Kini, setiap pagi jam tiga, Shu Tjeng terhubung dengan link ceramah Master di Taiwan. “Bagi saya, ini bukan sekadar kebiasaan, melainkan komitmen. Saya tidak ingin membiarkan Master sendirian dalam perjalanan ini,” tegasnya.
Menghidupkan Kembali Cinta Kasih di Aceh
Ketika Shu Tjeng mendapat tanggung jawab sebagai Relawan Pembina Tzu Chi di Aceh, ia teringat pada cinta kasih yang ditanamkan insan Tzu Chi di Aceh pascatsunami 2004. Tzu Chi membangun 2.700 rumah untuk korban tsunami, namun seiring waktu, banyak orang bertanya mengapa perumahan itu seperti dibiarkan begitu saja. Shu Tjeng merasa tergerak untuk membangkitkan kembali semangat cinta kasih di sana. Ia tidak bisa berdiam diri. Baginya, ini lebih dari sekadar bangunan. Ini adalah cinta kasih yang harus tetap hidup, harus dijaga. Pengalaman belasan tahun bersama Tzu Chi di Medan, dan juga perjalanan sebagai kontraktor di Aceh, membuatnya yakin untuk bisa membangun kembali semua ini.

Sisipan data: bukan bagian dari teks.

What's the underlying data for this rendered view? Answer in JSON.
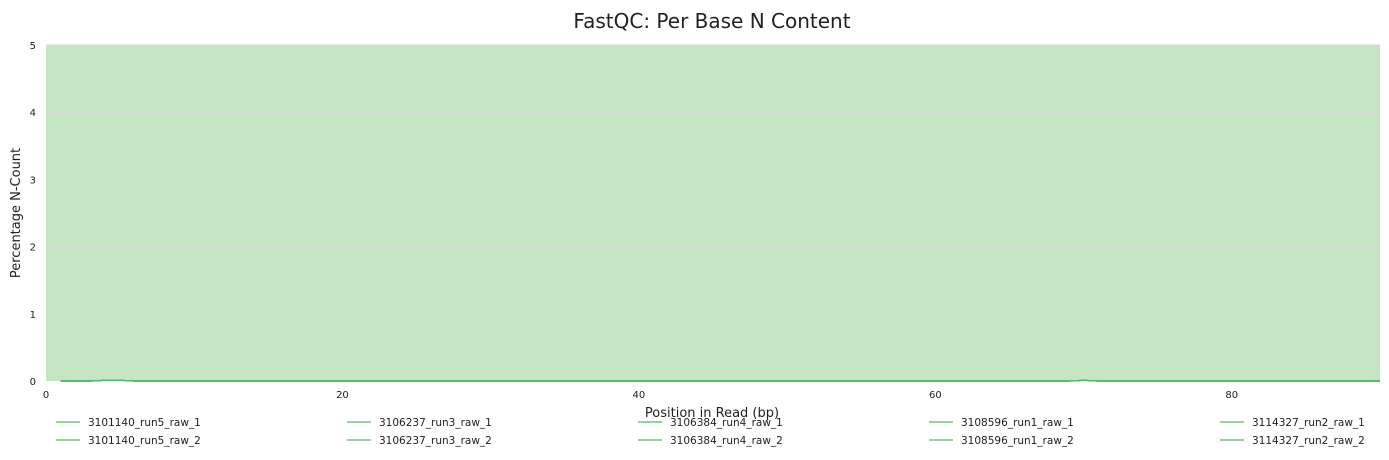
{
  "chart_data": {
    "type": "line",
    "title": "FastQC: Per Base N Content",
    "xlabel": "Position in Read (bp)",
    "ylabel": "Percentage N-Count",
    "xlim": [
      0,
      90
    ],
    "ylim": [
      0,
      5
    ],
    "x_ticks": [
      0,
      20,
      40,
      60,
      80
    ],
    "y_ticks": [
      0,
      1,
      2,
      3,
      4,
      5
    ],
    "background_band": {
      "from": 0,
      "to": 5,
      "color": "#c4e6c4"
    },
    "grid": true,
    "line_color": "#5cb85c",
    "x": [
      1,
      2,
      3,
      4,
      5,
      6,
      7,
      8,
      9,
      10,
      15,
      20,
      25,
      30,
      35,
      40,
      45,
      50,
      55,
      60,
      65,
      68,
      69,
      70,
      71,
      72,
      75,
      80,
      85,
      90
    ],
    "series": [
      {
        "name": "3101140_run5_raw_1",
        "values": [
          0,
          0,
          0,
          0.01,
          0.01,
          0,
          0,
          0,
          0,
          0,
          0,
          0,
          0,
          0,
          0,
          0,
          0,
          0,
          0,
          0,
          0,
          0,
          0,
          0.01,
          0,
          0,
          0,
          0,
          0,
          0
        ]
      },
      {
        "name": "3101140_run5_raw_2",
        "values": [
          0,
          0,
          0,
          0.01,
          0.01,
          0,
          0,
          0,
          0,
          0,
          0,
          0,
          0,
          0,
          0,
          0,
          0,
          0,
          0,
          0,
          0,
          0,
          0,
          0.01,
          0,
          0,
          0,
          0,
          0,
          0
        ]
      },
      {
        "name": "3106237_run3_raw_1",
        "values": [
          0,
          0,
          0,
          0.01,
          0.01,
          0,
          0,
          0,
          0,
          0,
          0,
          0,
          0,
          0,
          0,
          0,
          0,
          0,
          0,
          0,
          0,
          0,
          0,
          0.01,
          0,
          0,
          0,
          0,
          0,
          0
        ]
      },
      {
        "name": "3106237_run3_raw_2",
        "values": [
          0,
          0,
          0,
          0.01,
          0.01,
          0,
          0,
          0,
          0,
          0,
          0,
          0,
          0,
          0,
          0,
          0,
          0,
          0,
          0,
          0,
          0,
          0,
          0,
          0.01,
          0,
          0,
          0,
          0,
          0,
          0
        ]
      },
      {
        "name": "3106384_run4_raw_1",
        "values": [
          0,
          0,
          0,
          0.01,
          0.01,
          0,
          0,
          0,
          0,
          0,
          0,
          0,
          0,
          0,
          0,
          0,
          0,
          0,
          0,
          0,
          0,
          0,
          0,
          0.01,
          0,
          0,
          0,
          0,
          0,
          0
        ]
      },
      {
        "name": "3106384_run4_raw_2",
        "values": [
          0,
          0,
          0,
          0.01,
          0.01,
          0,
          0,
          0,
          0,
          0,
          0,
          0,
          0,
          0,
          0,
          0,
          0,
          0,
          0,
          0,
          0,
          0,
          0,
          0.01,
          0,
          0,
          0,
          0,
          0,
          0
        ]
      },
      {
        "name": "3108596_run1_raw_1",
        "values": [
          0,
          0,
          0,
          0.01,
          0.01,
          0,
          0,
          0,
          0,
          0,
          0,
          0,
          0,
          0,
          0,
          0,
          0,
          0,
          0,
          0,
          0,
          0,
          0,
          0.01,
          0,
          0,
          0,
          0,
          0,
          0
        ]
      },
      {
        "name": "3108596_run1_raw_2",
        "values": [
          0,
          0,
          0,
          0.01,
          0.01,
          0,
          0,
          0,
          0,
          0,
          0,
          0,
          0,
          0,
          0,
          0,
          0,
          0,
          0,
          0,
          0,
          0,
          0,
          0.01,
          0,
          0,
          0,
          0,
          0,
          0
        ]
      },
      {
        "name": "3114327_run2_raw_1",
        "values": [
          0,
          0,
          0,
          0.01,
          0.01,
          0,
          0,
          0,
          0,
          0,
          0,
          0,
          0,
          0,
          0,
          0,
          0,
          0,
          0,
          0,
          0,
          0,
          0,
          0.01,
          0,
          0,
          0,
          0,
          0,
          0
        ]
      },
      {
        "name": "3114327_run2_raw_2",
        "values": [
          0,
          0,
          0,
          0.01,
          0.01,
          0,
          0,
          0,
          0,
          0,
          0,
          0,
          0,
          0,
          0,
          0,
          0,
          0,
          0,
          0,
          0,
          0,
          0,
          0.01,
          0,
          0,
          0,
          0,
          0,
          0
        ]
      }
    ],
    "legend": {
      "placement": "bottom",
      "columns": 5
    }
  }
}
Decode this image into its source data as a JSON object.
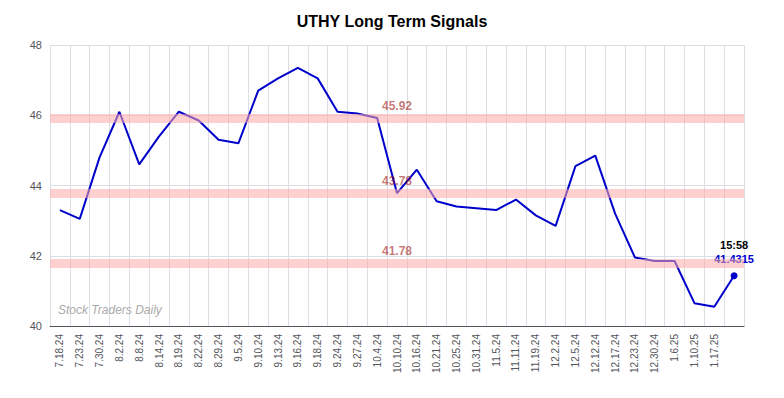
{
  "chart_data": {
    "type": "line",
    "title": "UTHY Long Term Signals",
    "categories": [
      "7.18.24",
      "7.23.24",
      "7.30.24",
      "8.2.24",
      "8.8.24",
      "8.14.24",
      "8.19.24",
      "8.22.24",
      "8.29.24",
      "9.5.24",
      "9.10.24",
      "9.13.24",
      "9.16.24",
      "9.18.24",
      "9.24.24",
      "9.27.24",
      "10.4.24",
      "10.10.24",
      "10.16.24",
      "10.21.24",
      "10.25.24",
      "10.31.24",
      "11.5.24",
      "11.11.24",
      "11.19.24",
      "12.2.24",
      "12.5.24",
      "12.12.24",
      "12.17.24",
      "12.23.24",
      "12.30.24",
      "1.6.25",
      "1.10.25",
      "1.17.25",
      null
    ],
    "values": [
      43.3,
      43.05,
      44.8,
      46.1,
      44.6,
      45.4,
      46.1,
      45.85,
      45.3,
      45.2,
      46.7,
      47.05,
      47.35,
      47.05,
      46.1,
      46.05,
      45.92,
      43.78,
      44.45,
      43.55,
      43.4,
      43.35,
      43.3,
      43.6,
      43.15,
      42.85,
      44.55,
      44.85,
      43.2,
      41.95,
      41.85,
      41.85,
      40.65,
      40.55,
      41.4315
    ],
    "color": "#0000cc",
    "ylim": [
      40,
      48
    ],
    "yticks": [
      40,
      42,
      44,
      46,
      48
    ],
    "grid": true,
    "hlines": [
      {
        "value": 45.92,
        "label": "45.92"
      },
      {
        "value": 43.78,
        "label": "43.78"
      },
      {
        "value": 41.78,
        "label": "41.78"
      }
    ],
    "hline_color": "#ffaaaa",
    "hline_label_color": "#990000",
    "last_point": {
      "label": "15:58",
      "value_label": "41.4315",
      "label_color": "#000000",
      "value_label_color": "#0000cc"
    },
    "watermark": "Stock Traders Daily",
    "watermark_color": "#aaaaaa"
  }
}
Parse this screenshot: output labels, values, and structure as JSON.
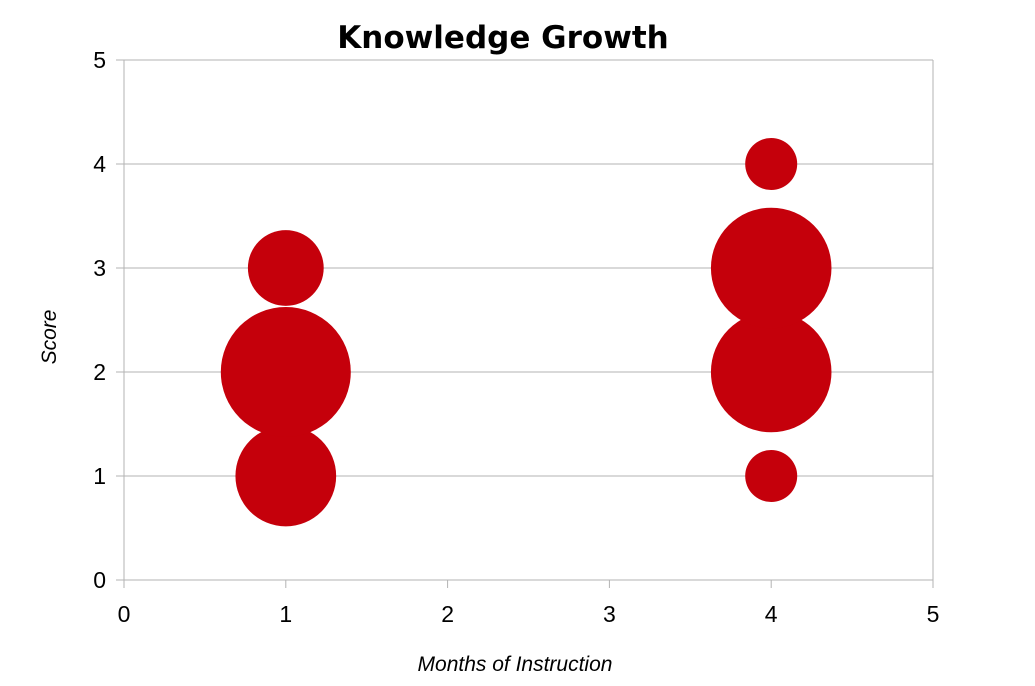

Selama setahun mendampingi relawan di Aceh, ia sangat terharu melihat semangat mereka. Banyak penghuni perumahan yang mayoritas Muslim menunjukkan semangat yang menginspirasi. “Melihat mereka, saya berkata dalam hati, ‘Inilah alasan saya harus terus melangkah’,” ungkapnya.
Yang paling menyentuh baginya adalah bagaimana hubungan yang sempat terputus kini bisa terjalin kembali. Seorang penghuni perumahan berkata, “Kalau bukan karena Tzu Chi, saya mungkin tak punya rumah.” Mendengar itu, Shu Tjeng merasa yakin bahwa cinta kasih yang ditanamkan belasan tahun lalu masih hidup. “Tugas kami adalah memastikan benih itu tumbuh lebih besar.”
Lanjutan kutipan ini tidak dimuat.